After several neighbors complained about debris piling up outside the home again and an unpleasant odor, a judge granted the village a search order on July 8.

“We had reason to believe that there was not operable plumbing inside the house,” Poupard said. “There were reports from neighbors that they were smelling stuff on the outside.”

Neighbors also reported that the couple was sleeping in their car, presumably because there was no room in the house.

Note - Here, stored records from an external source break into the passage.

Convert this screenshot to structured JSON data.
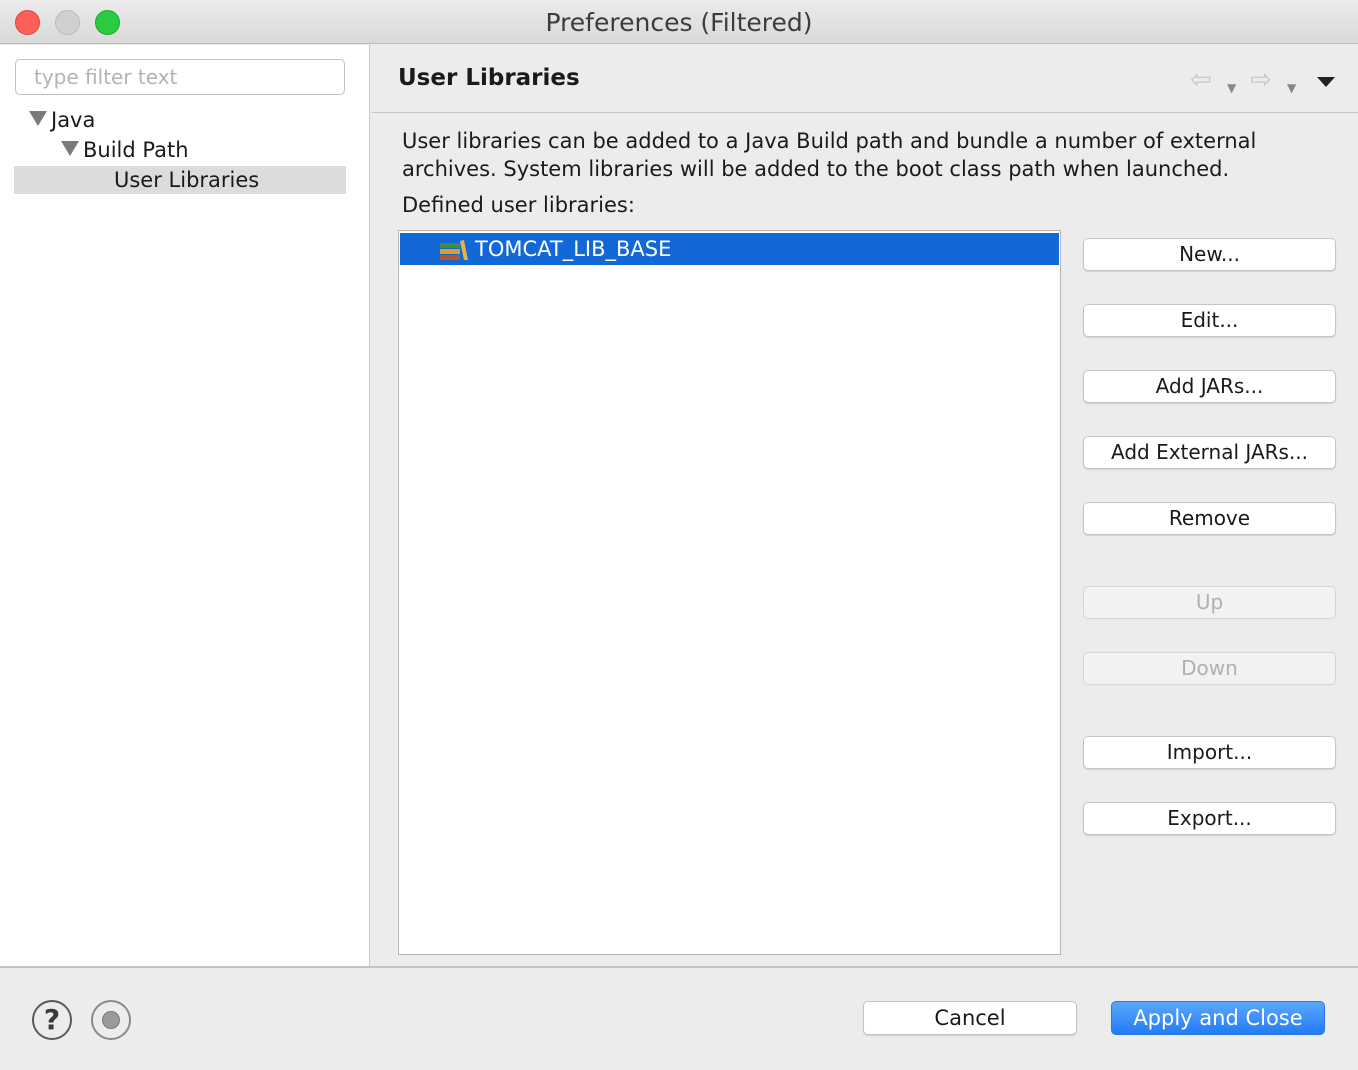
{
  "window": {
    "title": "Preferences (Filtered)"
  },
  "sidebar": {
    "filter_placeholder": "type filter text",
    "filter_value": "",
    "tree": [
      {
        "label": "Java",
        "expanded": true
      },
      {
        "label": "Build Path",
        "expanded": true
      },
      {
        "label": "User Libraries",
        "selected": true
      }
    ]
  },
  "page": {
    "title": "User Libraries",
    "description_line1": "User libraries can be added to a Java Build path and bundle a number of external",
    "description_line2": "archives. System libraries will be added to the boot class path when launched.",
    "list_label": "Defined user libraries:",
    "libraries": [
      {
        "name": "TOMCAT_LIB_BASE",
        "icon": "library-icon",
        "selected": true
      }
    ]
  },
  "buttons": {
    "new": "New...",
    "edit": "Edit...",
    "add_jars": "Add JARs...",
    "add_external_jars": "Add External JARs...",
    "remove": "Remove",
    "up": "Up",
    "down": "Down",
    "import": "Import...",
    "export": "Export..."
  },
  "footer": {
    "help_glyph": "?",
    "cancel": "Cancel",
    "apply_and_close": "Apply and Close"
  },
  "colors": {
    "selection": "#1268d6",
    "primary_button": "#237cf6",
    "close_light": "#fc5f57",
    "zoom_light": "#2acb42"
  }
}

On July 20, Poupard went into the home with a consultant from Restoration Techs, a company that deals with large-scale and emergency cleanups. Both wore “hazmat” suits, at the suggestion of the consultant, and entered through the garage—the only accessible entrance to the home, as the front door was blocked by debris. In his property inspection report, Poupard detailed 23 different code violations, including evidence of human waste, rodent droppings and several broken windows.

According to Poupard, there were belongings and garbage piled from floor to ceiling in the home, obstructing windows, ventilation ducts and all but one electrical outlet. A less than two-foot wide path allowed some access to rooms, but bathrooms were entirely filled with stuff, he said. Even the refrigerator, dishwasher and oven were filled with stuff.

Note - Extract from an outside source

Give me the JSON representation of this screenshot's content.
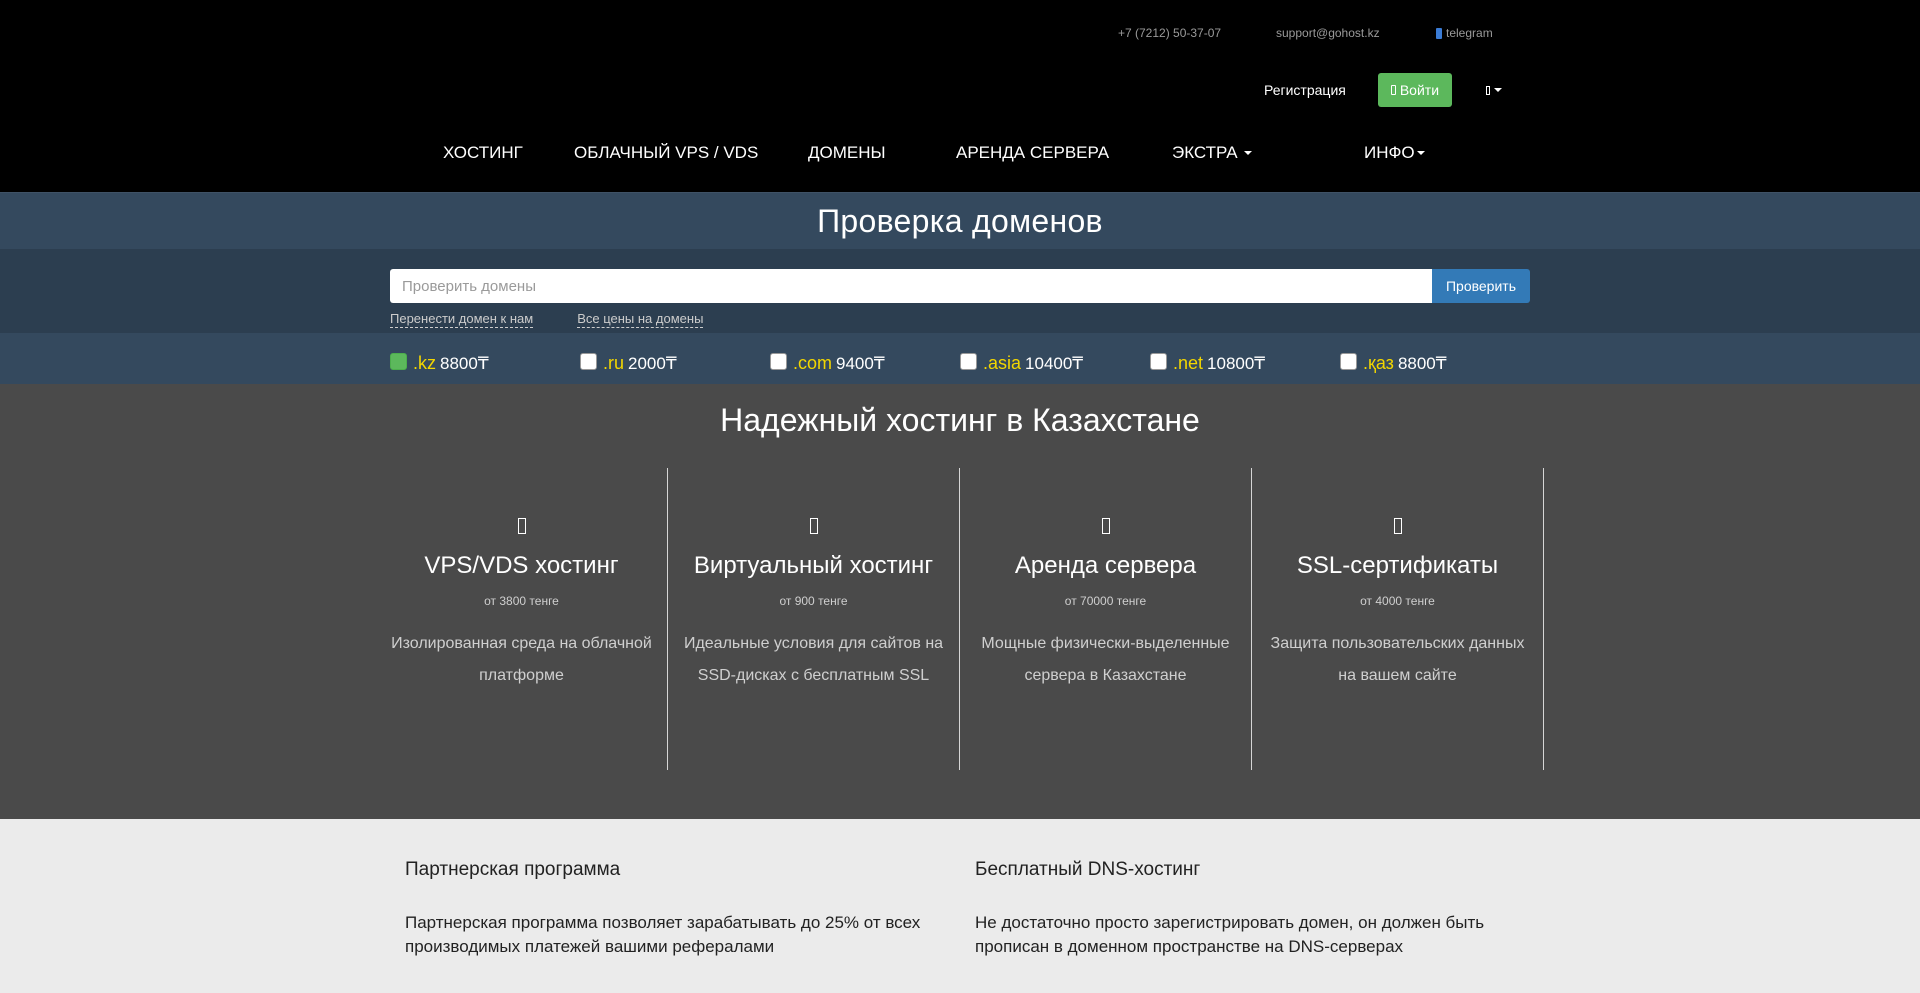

On July 27, a judge issued an order determining that the property was “unfit for human occupancy,” then issued a second order July 29 giving the couple until noon on Friday to clean up the exterior debris. If that deadline is not met, the village will hire a cleanup company to do it and bill the couple, according to Poupard.

For the first three days, the village paid for the couple to stay in the . Now, the North Shore Senior Center is helping them pay for a stay at a Red Roof Inn.

“We just didn’t want to have a situation where you’re telling somebody they can’t live in their house,” Poupard said.

Couple Feels Homeless; Say It's Not Just 'Stuff'

Although they have a roof over their head for now, the man said the uncertainty is stressful. The couple have lived in Northbrook for 30 years, and both grew up in Evanston by the lake, they said. They moved here because of their dogs, and chose their current house because of the woods behind the property. But, they said, Northbrook has never felt like home.

“We never really considered this home, that’s part of the problem,” the man said. “Home is where there’s a community.”

But Northbrook isn’t such a place, he said. In his opinion, the town doesn’t tolerate diversity and his neighborhood is a “neighborhood of transients.”

Asked where he would like to live, the man said he’d have to think about it.

“Almost any place would be better,” he said.

The man and woman say their home is full of antique musical instruments, books, sculpture and art. Before the village hired a company to clear out their home last year, the man said he even had posters from women’s suffrage marches.

“They literally stole thousands and thousands of dollars worth of stuff,” he said. “These doofuses here wouldn’t know a Japanese wood block print from a bucket.”

The most recent cleanup of the home cost the village $8-$9,000, according to Poupard, which was billed to the couple. They still have not repaid the village, he said.

In the week since the judge ordered the couple to clean up the outside of their home, Poupard said they have made some minimal progress.

“It’s a tough situation,” he said. “We recognize this is not a mean-spirited thing they’re doing…but they seem to really have a difficult time separating themselves from their stuff.”

Some time after noon on Friday, Poupard said he would go back to the home to assess the situation.

Just hours before the deadline, the man said they didn’t have much time to talk, since they knew they had to clean up. It wasn’t easy, though, he said.

“We’re 72 years old and they’re bludgeoning us to death,” he said. “This is not what I had in mind for my eighth decade.”